Personal information
- Full name: Clarence Leon Parfitt
- Born: 16 July 1944 (age 82) St. George's Parish, Bermuda
- Batting: Left-handed
- Bowling: Left-arm medium

International information
- National side: Bermuda;

Domestic team information
- 1988–1990: Scotland
- 1971/72: Bermuda

Career statistics
| Competition | First-class | List A |
| Matches | 1 | 9 |
| Runs scored | 2 | 10 |
| Batting average | – | 10.00 |
| 100s/50s | –/– | –/– |
| Top score | 1* | 9* |
| Balls bowled | 228 | 588 |
| Wickets | 5 | 9 |
| Bowling average | 12.20 | 30.33 |
| 5 wickets in innings | 1 | – |
| 10 wickets in match | – | – |
| Best bowling | 5/61 | 4/16 |
| Catches/stumpings | 1/– | 1/– |
- Source: CricketArchive, 13 October 2011

= Clarence Parfitt =

Bermudian/Scottish cricketer (born 1944)

Clarence Parfitt (born 16 July 1944 in Bermuda) is a former Bermudian and Scottish cricketer. He was a left-handed batsman and left-arm medium pace bowler. He is reputed to be the greatest bowler that Bermuda has produced. He started his career in his native Bermuda, playing one first-class match against New Zealand in 1972, taking five wickets in New Zealand's only innings. It was the maiden first-class match to be played by the Bermuda cricket team. He also represented Bermuda in the 1979 ICC Trophy.

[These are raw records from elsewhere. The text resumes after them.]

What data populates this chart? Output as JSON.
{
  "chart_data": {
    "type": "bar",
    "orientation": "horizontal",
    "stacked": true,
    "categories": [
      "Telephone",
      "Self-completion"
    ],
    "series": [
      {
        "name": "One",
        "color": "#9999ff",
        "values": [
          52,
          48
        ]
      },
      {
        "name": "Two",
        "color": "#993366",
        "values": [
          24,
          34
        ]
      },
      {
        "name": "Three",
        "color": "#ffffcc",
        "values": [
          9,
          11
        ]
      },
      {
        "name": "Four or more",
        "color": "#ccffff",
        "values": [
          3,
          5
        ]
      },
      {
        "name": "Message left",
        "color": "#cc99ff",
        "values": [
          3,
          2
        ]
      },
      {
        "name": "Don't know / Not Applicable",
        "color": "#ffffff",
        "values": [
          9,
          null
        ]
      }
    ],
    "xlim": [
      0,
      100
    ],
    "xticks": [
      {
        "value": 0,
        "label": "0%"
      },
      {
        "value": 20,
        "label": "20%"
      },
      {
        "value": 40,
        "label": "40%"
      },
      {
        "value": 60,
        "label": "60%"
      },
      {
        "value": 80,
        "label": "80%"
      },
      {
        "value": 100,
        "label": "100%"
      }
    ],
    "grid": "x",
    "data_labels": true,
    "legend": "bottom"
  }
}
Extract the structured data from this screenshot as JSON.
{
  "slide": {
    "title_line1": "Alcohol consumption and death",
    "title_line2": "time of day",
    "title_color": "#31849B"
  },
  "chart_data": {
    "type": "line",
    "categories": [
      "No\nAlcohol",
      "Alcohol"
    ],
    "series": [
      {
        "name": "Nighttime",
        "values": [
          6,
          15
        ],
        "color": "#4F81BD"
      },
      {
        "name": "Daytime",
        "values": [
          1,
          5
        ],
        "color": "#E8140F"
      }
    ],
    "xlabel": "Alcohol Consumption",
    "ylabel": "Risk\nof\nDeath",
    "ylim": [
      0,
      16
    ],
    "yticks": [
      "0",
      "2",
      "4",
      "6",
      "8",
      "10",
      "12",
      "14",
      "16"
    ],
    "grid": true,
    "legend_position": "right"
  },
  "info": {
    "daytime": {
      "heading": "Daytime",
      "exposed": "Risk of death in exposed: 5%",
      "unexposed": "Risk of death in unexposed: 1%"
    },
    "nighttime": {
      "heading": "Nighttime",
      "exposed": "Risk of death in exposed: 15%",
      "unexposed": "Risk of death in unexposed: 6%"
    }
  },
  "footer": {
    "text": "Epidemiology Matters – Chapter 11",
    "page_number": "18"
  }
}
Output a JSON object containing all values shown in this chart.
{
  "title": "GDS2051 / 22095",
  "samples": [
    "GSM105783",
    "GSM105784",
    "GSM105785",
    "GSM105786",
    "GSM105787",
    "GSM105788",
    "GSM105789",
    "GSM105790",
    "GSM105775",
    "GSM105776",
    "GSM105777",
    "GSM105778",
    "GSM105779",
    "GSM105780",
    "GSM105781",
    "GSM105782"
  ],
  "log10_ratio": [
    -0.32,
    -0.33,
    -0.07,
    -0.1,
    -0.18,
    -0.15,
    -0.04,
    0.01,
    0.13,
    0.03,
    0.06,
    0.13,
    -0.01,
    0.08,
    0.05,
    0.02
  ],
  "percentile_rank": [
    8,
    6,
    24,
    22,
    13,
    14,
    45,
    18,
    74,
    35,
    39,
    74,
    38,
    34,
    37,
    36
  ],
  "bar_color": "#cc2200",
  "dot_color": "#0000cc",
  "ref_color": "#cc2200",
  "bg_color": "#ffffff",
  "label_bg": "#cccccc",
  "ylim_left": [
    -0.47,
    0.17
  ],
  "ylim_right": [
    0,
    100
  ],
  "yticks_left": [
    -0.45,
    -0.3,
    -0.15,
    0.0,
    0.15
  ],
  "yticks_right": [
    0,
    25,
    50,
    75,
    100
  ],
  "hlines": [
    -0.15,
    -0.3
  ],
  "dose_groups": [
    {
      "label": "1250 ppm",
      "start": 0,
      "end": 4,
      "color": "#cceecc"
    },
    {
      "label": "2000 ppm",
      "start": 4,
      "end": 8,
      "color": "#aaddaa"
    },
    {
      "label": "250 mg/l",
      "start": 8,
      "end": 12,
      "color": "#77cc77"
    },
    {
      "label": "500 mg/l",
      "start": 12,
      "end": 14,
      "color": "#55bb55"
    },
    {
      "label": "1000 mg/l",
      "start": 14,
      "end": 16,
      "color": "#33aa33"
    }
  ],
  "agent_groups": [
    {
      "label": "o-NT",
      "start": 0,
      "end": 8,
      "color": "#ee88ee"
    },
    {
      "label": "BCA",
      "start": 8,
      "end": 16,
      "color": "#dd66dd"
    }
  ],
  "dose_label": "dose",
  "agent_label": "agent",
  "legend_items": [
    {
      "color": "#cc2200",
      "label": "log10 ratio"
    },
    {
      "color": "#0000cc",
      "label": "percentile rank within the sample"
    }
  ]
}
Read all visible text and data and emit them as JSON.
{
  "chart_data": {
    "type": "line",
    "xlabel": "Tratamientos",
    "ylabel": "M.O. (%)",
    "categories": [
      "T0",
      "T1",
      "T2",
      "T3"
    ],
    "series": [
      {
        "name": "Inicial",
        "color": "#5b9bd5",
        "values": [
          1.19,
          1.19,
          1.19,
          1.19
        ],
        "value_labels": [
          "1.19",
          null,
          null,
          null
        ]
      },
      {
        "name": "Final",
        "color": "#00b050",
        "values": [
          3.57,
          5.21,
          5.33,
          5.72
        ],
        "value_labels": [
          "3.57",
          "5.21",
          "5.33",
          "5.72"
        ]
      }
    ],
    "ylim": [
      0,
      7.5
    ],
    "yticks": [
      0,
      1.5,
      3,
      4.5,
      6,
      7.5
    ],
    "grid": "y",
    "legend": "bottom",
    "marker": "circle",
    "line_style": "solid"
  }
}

He later settled in Scotland and would go on to play for the Scottish cricket team on twelve occasions, including nine List A matches, between 1988 and 1990, making his debut against Derbyshire. He is now a Development Officer for Cricket Scotland, and was inducted into Bermuda's sporting hall of fame in 2004.